One explanation may be related to psychosocial stress, which can be associated with gaining weight around the waist. Under this scenario, the psychosocial stress related to having (or not having) an ideal body type, along with the perception of oneself as overweight, can result in weight gain.
"Another explanation may be that young people who see themselves as fat often change their eating habits by skipping meals, for example. Research has shown that dropping breakfast can lead to obesity," Koenraad Cuypers, a researcher from the University said in a statement.
Additionally, following a diet that you cannot maintain over time will also be counterproductive, since the body strives to maintain the weight you had before you started the diet.
The researchers checked whether physical activity made a difference in the relationship between perceived and actual obesity. But they found that exercise could not compensate for the negative effect of feeling overweight at a young age.
The data was taken from the Nord-Trondelag Health Study (HUNT).

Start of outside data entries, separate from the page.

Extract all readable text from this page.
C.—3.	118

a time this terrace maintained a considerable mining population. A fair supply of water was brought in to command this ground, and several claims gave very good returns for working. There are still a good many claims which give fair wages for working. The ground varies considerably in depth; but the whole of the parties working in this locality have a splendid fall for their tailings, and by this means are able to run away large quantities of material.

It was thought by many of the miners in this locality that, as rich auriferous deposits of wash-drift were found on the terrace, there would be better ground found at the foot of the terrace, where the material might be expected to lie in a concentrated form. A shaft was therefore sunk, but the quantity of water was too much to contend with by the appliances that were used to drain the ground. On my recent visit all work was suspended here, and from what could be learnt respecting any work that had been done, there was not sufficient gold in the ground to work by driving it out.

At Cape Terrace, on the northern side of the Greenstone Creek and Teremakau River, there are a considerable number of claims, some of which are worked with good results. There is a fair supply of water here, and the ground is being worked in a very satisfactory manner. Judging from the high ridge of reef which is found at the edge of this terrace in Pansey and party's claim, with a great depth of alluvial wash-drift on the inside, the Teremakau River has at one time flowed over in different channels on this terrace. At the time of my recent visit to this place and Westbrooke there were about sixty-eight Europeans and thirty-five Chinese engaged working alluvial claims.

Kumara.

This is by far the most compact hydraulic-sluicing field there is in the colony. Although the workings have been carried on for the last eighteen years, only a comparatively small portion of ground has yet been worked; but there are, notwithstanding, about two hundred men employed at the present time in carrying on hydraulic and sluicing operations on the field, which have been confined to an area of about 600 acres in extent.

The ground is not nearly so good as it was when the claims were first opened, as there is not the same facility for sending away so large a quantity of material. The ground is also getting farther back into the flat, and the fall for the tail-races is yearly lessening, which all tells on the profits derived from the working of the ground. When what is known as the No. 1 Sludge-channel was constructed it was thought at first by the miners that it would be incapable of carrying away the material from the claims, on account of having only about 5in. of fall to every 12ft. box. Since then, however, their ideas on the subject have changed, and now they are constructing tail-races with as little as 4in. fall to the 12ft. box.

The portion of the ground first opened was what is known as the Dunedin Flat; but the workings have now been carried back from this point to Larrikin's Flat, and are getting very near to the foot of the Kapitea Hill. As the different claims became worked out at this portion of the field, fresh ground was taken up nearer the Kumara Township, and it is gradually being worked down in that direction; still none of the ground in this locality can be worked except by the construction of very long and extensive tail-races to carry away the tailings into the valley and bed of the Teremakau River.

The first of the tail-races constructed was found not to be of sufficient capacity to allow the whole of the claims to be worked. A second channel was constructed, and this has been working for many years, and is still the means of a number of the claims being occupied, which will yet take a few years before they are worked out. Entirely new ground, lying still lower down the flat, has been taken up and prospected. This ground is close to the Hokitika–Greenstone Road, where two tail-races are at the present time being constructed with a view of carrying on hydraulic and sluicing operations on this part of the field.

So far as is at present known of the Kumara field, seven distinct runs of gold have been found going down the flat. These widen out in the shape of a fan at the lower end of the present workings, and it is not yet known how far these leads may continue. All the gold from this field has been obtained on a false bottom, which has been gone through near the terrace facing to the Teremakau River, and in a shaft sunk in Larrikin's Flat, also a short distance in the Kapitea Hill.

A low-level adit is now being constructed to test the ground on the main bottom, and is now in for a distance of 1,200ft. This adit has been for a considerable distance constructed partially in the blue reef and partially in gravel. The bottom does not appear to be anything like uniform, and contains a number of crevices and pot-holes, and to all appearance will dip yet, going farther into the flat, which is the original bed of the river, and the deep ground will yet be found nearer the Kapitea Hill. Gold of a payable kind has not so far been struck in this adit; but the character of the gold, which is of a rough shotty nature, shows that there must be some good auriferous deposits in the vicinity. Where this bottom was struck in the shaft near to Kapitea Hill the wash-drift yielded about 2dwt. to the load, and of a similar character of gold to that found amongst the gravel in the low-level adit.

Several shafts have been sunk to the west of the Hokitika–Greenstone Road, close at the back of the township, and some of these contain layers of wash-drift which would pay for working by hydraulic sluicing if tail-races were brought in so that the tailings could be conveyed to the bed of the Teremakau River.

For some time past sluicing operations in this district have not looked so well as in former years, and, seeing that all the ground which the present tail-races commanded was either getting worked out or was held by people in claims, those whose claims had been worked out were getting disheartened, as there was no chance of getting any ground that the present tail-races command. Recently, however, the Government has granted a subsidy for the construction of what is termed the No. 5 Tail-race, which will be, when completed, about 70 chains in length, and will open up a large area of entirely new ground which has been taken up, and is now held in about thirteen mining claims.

The health survey Young-HUNT1 was conducted from 1995-1997 and included 1196 normal weight teenagers of both sexes.
Participants were later followed up in the Young-HUNT3 study, from 2006-2008, when they had grown to be between 24 and 30 years of age.
Half of the participants still had normal weights as adults.
The data showed that 59 per cent of the girls who had felt fat as a teen became overweight in adulthood, as measured using body mass index, or BMI.
If waist circumference was used as the measure of obesity, then the percentage of teens who initially perceived themselves as fat and later became overweight as adults was 78 per cent.
In contrast, 31 per cent of the girls who did not consider themselves fat during adolescence were found in the follow-up study to be overweight as measured using BMI. That number was 55 per cent as measured by waist circumference.
Normal weight teens who rated themselves as fat in the initial HUNT study had a BMI in the follow-up HUNT study that was on average 0.88 higher than those who did not. They were also on average 3.46 cm larger as measured around the waist.